The Dark Fields by Alan Glynn is a biochemical version of Flowers for Algernon. While The Dark Fields is labeled a techno-thriller and the book doesn’t touch on disabled rights, the basic plot points are very similar. But don’t expect a weepy emotional book, this is definitely a thriller.
Eddie Spinola is a copywriter for a New York publisher. He’s had some issues in his past that have cost him some jobs and some loves. While out walking around, he runs into an old friend Vernon Gant. Well, old friend is not the correct term. Ex-brother-in-law and ex-drug dealer is a more accurate version of the relationship. Eddie and Vernon go out for a bite to catch up and Vernon gives Eddie a new pill. It’s a great new lifestyle pill, approved by the FDA and will change your life. Eddie decides to try it and then spends the next 10 hours, cleaning, redecorating his apartment, researching and writing most of the book he has been stuck on for months.
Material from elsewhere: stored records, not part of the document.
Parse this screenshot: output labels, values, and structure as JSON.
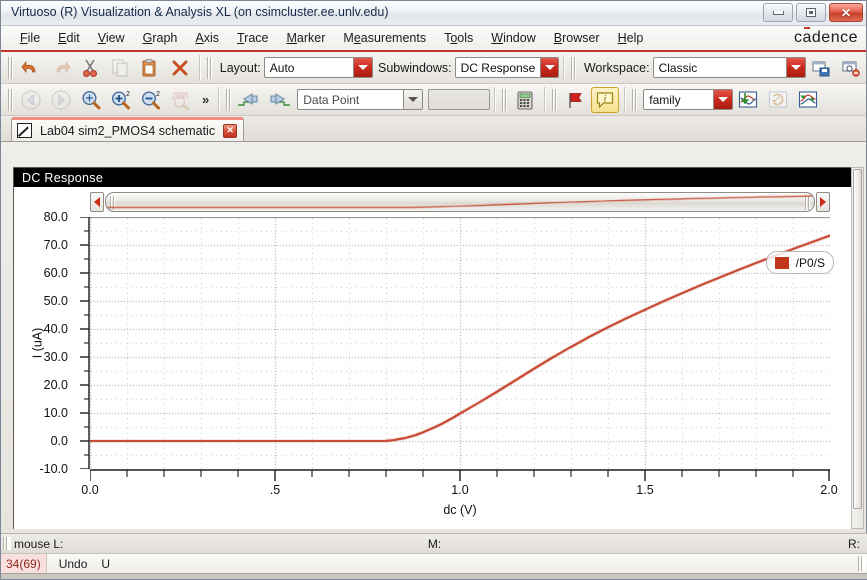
{
  "window": {
    "title": "Virtuoso (R) Visualization & Analysis XL (on csimcluster.ee.unlv.edu)",
    "buttons": {
      "minimize": "minimize-button",
      "restore": "restore-button",
      "close": "✕"
    }
  },
  "brand": {
    "pre": "c",
    "accent": "ā",
    "post": "dence",
    "accent_color": "#c0392b"
  },
  "menu": [
    {
      "pre": "",
      "key": "F",
      "post": "ile"
    },
    {
      "pre": "",
      "key": "E",
      "post": "dit"
    },
    {
      "pre": "",
      "key": "V",
      "post": "iew"
    },
    {
      "pre": "",
      "key": "G",
      "post": "raph"
    },
    {
      "pre": "",
      "key": "A",
      "post": "xis"
    },
    {
      "pre": "",
      "key": "T",
      "post": "race"
    },
    {
      "pre": "",
      "key": "M",
      "post": "arker"
    },
    {
      "pre": "M",
      "key": "e",
      "post": "asurements"
    },
    {
      "pre": "T",
      "key": "o",
      "post": "ols"
    },
    {
      "pre": "",
      "key": "W",
      "post": "indow"
    },
    {
      "pre": "",
      "key": "B",
      "post": "rowser"
    },
    {
      "pre": "",
      "key": "H",
      "post": "elp"
    }
  ],
  "toolbar_edit": {
    "icons": [
      "undo-icon",
      "redo-icon",
      "cut-icon",
      "copy-icon",
      "paste-icon",
      "delete-icon"
    ],
    "layout_label": "Layout:",
    "layout_value": "Auto",
    "subwindows_label": "Subwindows:",
    "subwindows_value": "DC Response",
    "workspace_label": "Workspace:",
    "workspace_value": "Classic",
    "save_workspace_icon": "save-workspace-icon",
    "delete_workspace_icon": "delete-workspace-icon"
  },
  "toolbar_zoom": {
    "icons": [
      "zoom-previous-icon",
      "zoom-next-icon",
      "zoom-fit-icon",
      "zoom-in-icon",
      "zoom-out-icon",
      "zoom-waveform-icon"
    ],
    "overflow": "»",
    "marker_prev_icon": "marker-previous-icon",
    "marker_next_icon": "marker-next-icon",
    "marker_mode_value": "Data Point",
    "marker_field_value": "",
    "calculator_icon": "calculator-icon",
    "flag_icon": "flag-marker-icon",
    "annotation_icon": "annotation-info-icon",
    "family_value": "family",
    "trace_icons": [
      "send-to-trace-icon",
      "swap-trace-icon",
      "split-trace-icon"
    ]
  },
  "tab": {
    "icon": "waveform-graph-icon",
    "label": "Lab04 sim2_PMOS4 schematic",
    "close": "✕"
  },
  "subwindow": {
    "title": "DC Response"
  },
  "scrollbars": {
    "h_left_arrow": "scroll-left-arrow-icon",
    "h_right_arrow": "scroll-right-arrow-icon"
  },
  "status": {
    "mouse_label": "mouse L:",
    "middle_label": "M:",
    "right_label": "R:",
    "command_count": "34(69)",
    "command_name": "Undo",
    "command_key": "U"
  },
  "chart_data": {
    "type": "line",
    "title": "DC Response",
    "xlabel": "dc (V)",
    "ylabel": "I (uA)",
    "xlim": [
      0.0,
      2.0
    ],
    "ylim": [
      -10.0,
      80.0
    ],
    "grid": true,
    "x_ticks": [
      0.0,
      0.5,
      1.0,
      1.5,
      2.0
    ],
    "x_tick_labels": [
      "0.0",
      ".5",
      "1.0",
      "1.5",
      "2.0"
    ],
    "x_minor_per_major": 5,
    "y_ticks": [
      -10.0,
      0.0,
      10.0,
      20.0,
      30.0,
      40.0,
      50.0,
      60.0,
      70.0,
      80.0
    ],
    "y_tick_labels": [
      "-10.0",
      "0.0",
      "10.0",
      "20.0",
      "30.0",
      "40.0",
      "50.0",
      "60.0",
      "70.0",
      "80.0"
    ],
    "legend_position": "top-right",
    "series": [
      {
        "name": "/P0/S",
        "color": "#c1351b",
        "x": [
          0.0,
          0.05,
          0.1,
          0.15,
          0.2,
          0.25,
          0.3,
          0.35,
          0.4,
          0.45,
          0.5,
          0.55,
          0.6,
          0.65,
          0.7,
          0.75,
          0.8,
          0.82,
          0.85,
          0.88,
          0.9,
          0.93,
          0.95,
          0.98,
          1.0,
          1.05,
          1.1,
          1.15,
          1.2,
          1.25,
          1.3,
          1.35,
          1.4,
          1.45,
          1.5,
          1.55,
          1.6,
          1.65,
          1.7,
          1.75,
          1.8,
          1.85,
          1.9,
          1.95,
          2.0
        ],
        "y": [
          0.0,
          0.0,
          0.0,
          0.0,
          0.0,
          0.0,
          0.0,
          0.0,
          0.0,
          0.0,
          0.0,
          0.0,
          0.0,
          0.0,
          0.0,
          0.0,
          0.05,
          0.3,
          1.0,
          2.1,
          3.1,
          4.8,
          6.1,
          8.2,
          9.8,
          13.6,
          17.6,
          21.7,
          25.8,
          29.8,
          33.6,
          37.2,
          40.6,
          43.8,
          46.9,
          49.9,
          52.8,
          55.6,
          58.3,
          61.0,
          63.6,
          66.1,
          68.6,
          71.0,
          73.4
        ]
      }
    ]
  }
}
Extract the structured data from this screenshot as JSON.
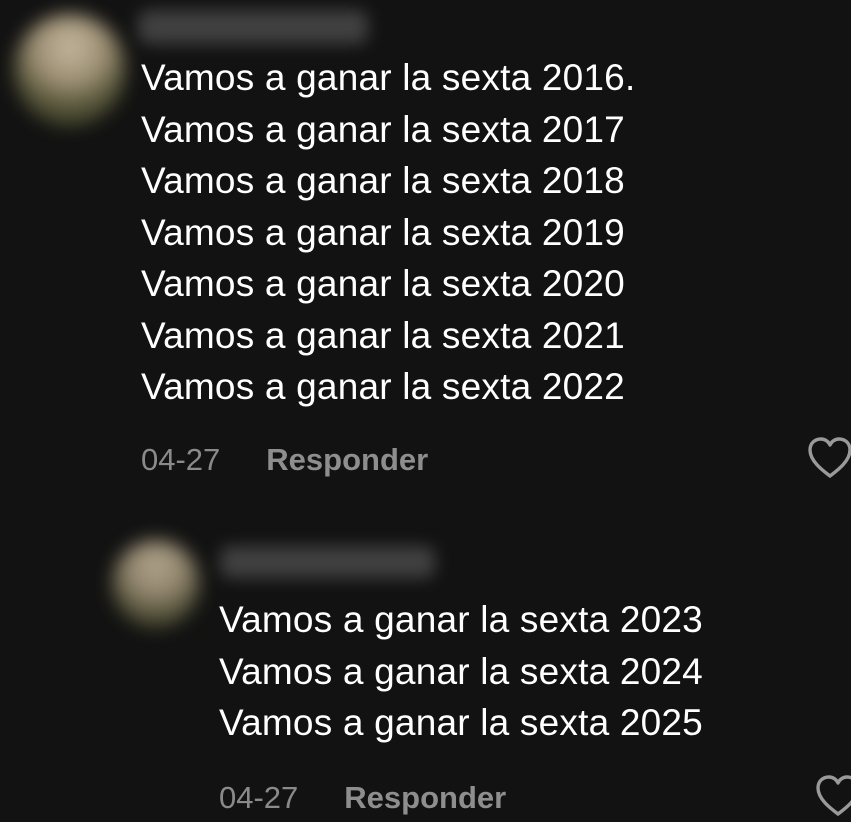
{
  "comment": {
    "lines": [
      "Vamos a ganar la sexta 2016.",
      "Vamos a ganar la sexta 2017",
      "Vamos a ganar la sexta 2018",
      "Vamos a ganar la sexta 2019",
      "Vamos a ganar la sexta 2020",
      "Vamos a ganar la sexta 2021",
      "Vamos a ganar la sexta 2022"
    ],
    "date": "04-27",
    "reply_label": "Responder",
    "like_icon": "heart-outline-icon"
  },
  "reply": {
    "lines": [
      "Vamos a ganar la sexta 2023",
      "Vamos a ganar la sexta 2024",
      "Vamos a ganar la sexta 2025"
    ],
    "date": "04-27",
    "reply_label": "Responder",
    "like_icon": "heart-outline-icon"
  },
  "colors": {
    "background": "#121212",
    "text": "#ffffff",
    "meta": "#8a8a8a",
    "icon": "#9a9a9a"
  }
}
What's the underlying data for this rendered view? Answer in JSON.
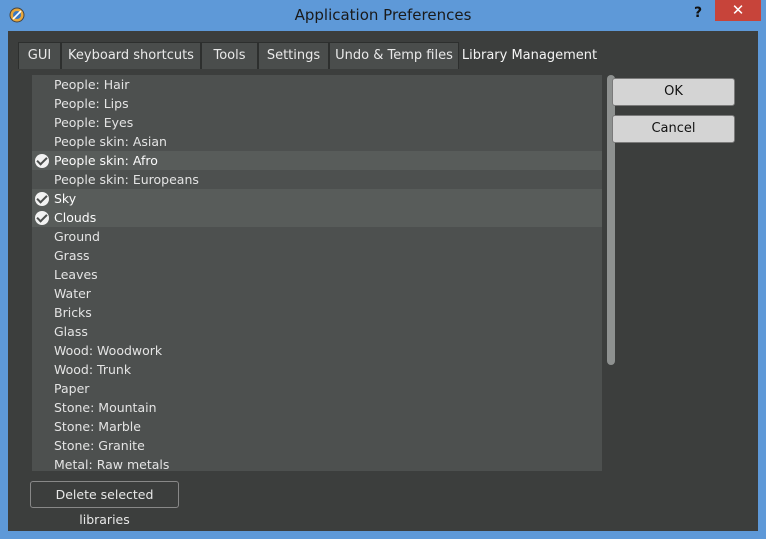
{
  "window": {
    "title": "Application Preferences",
    "help_label": "?",
    "close_label": "✕"
  },
  "tabs": [
    {
      "label": "GUI",
      "active": false
    },
    {
      "label": "Keyboard shortcuts",
      "active": false
    },
    {
      "label": "Tools",
      "active": false
    },
    {
      "label": "Settings",
      "active": false
    },
    {
      "label": "Undo & Temp files",
      "active": false
    },
    {
      "label": "Library Management",
      "active": true
    }
  ],
  "libraries": [
    {
      "label": "People: Hair",
      "checked": false
    },
    {
      "label": "People: Lips",
      "checked": false
    },
    {
      "label": "People: Eyes",
      "checked": false
    },
    {
      "label": "People skin: Asian",
      "checked": false
    },
    {
      "label": "People skin: Afro",
      "checked": true
    },
    {
      "label": "People skin: Europeans",
      "checked": false
    },
    {
      "label": "Sky",
      "checked": true
    },
    {
      "label": "Clouds",
      "checked": true
    },
    {
      "label": "Ground",
      "checked": false
    },
    {
      "label": "Grass",
      "checked": false
    },
    {
      "label": "Leaves",
      "checked": false
    },
    {
      "label": "Water",
      "checked": false
    },
    {
      "label": "Bricks",
      "checked": false
    },
    {
      "label": "Glass",
      "checked": false
    },
    {
      "label": "Wood: Woodwork",
      "checked": false
    },
    {
      "label": "Wood: Trunk",
      "checked": false
    },
    {
      "label": "Paper",
      "checked": false
    },
    {
      "label": "Stone: Mountain",
      "checked": false
    },
    {
      "label": "Stone: Marble",
      "checked": false
    },
    {
      "label": "Stone: Granite",
      "checked": false
    },
    {
      "label": "Metal: Raw metals",
      "checked": false
    }
  ],
  "buttons": {
    "ok": "OK",
    "cancel": "Cancel",
    "delete": "Delete selected libraries"
  },
  "icons": {
    "app": "app-logo-icon",
    "check": "checkmark-icon"
  },
  "colors": {
    "frame": "#5e99d8",
    "background": "#3c3e3d",
    "list": "#4d504f",
    "close": "#c7443a"
  }
}
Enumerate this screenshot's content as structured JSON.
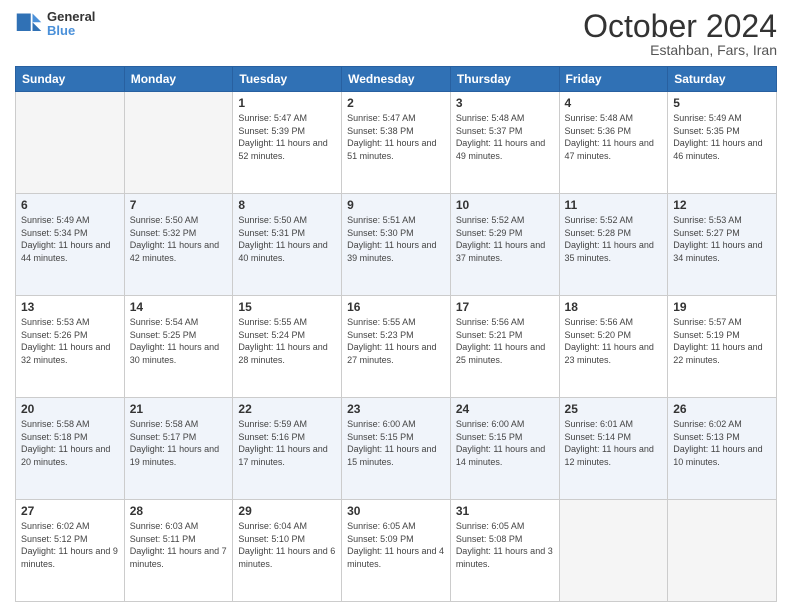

It turns out that this pill isn’t exactly approved by the FDA. What it does is open your brain to concentrate and learn and see patterns more efficiently then humanly possible. When Eddie goes back to talk to Vernon about it, bad things happen. Vernon ends up dead and Eddie ends up with a few hundred pills and a pile of money. Eddie starts using the drug to overcome his writer’s block and then to successfully day trade stocks. As Eddie starts using his magic drug more and more, he starts getting blackouts and starts finding out that the new drug is potentially a lot more dangerous than he originally thought.
Glynn has an interesting concept and does a decent job working with it. All the scenes with Vernon are problematic and Eddie does stuff with Vernon that seems out of character for him. The day trading craze hearkens back to the heady days of the late 1990s and seems kind of quaint nowadays. Overall it’s a decent treatment of an interesting concept. Mildy recommended.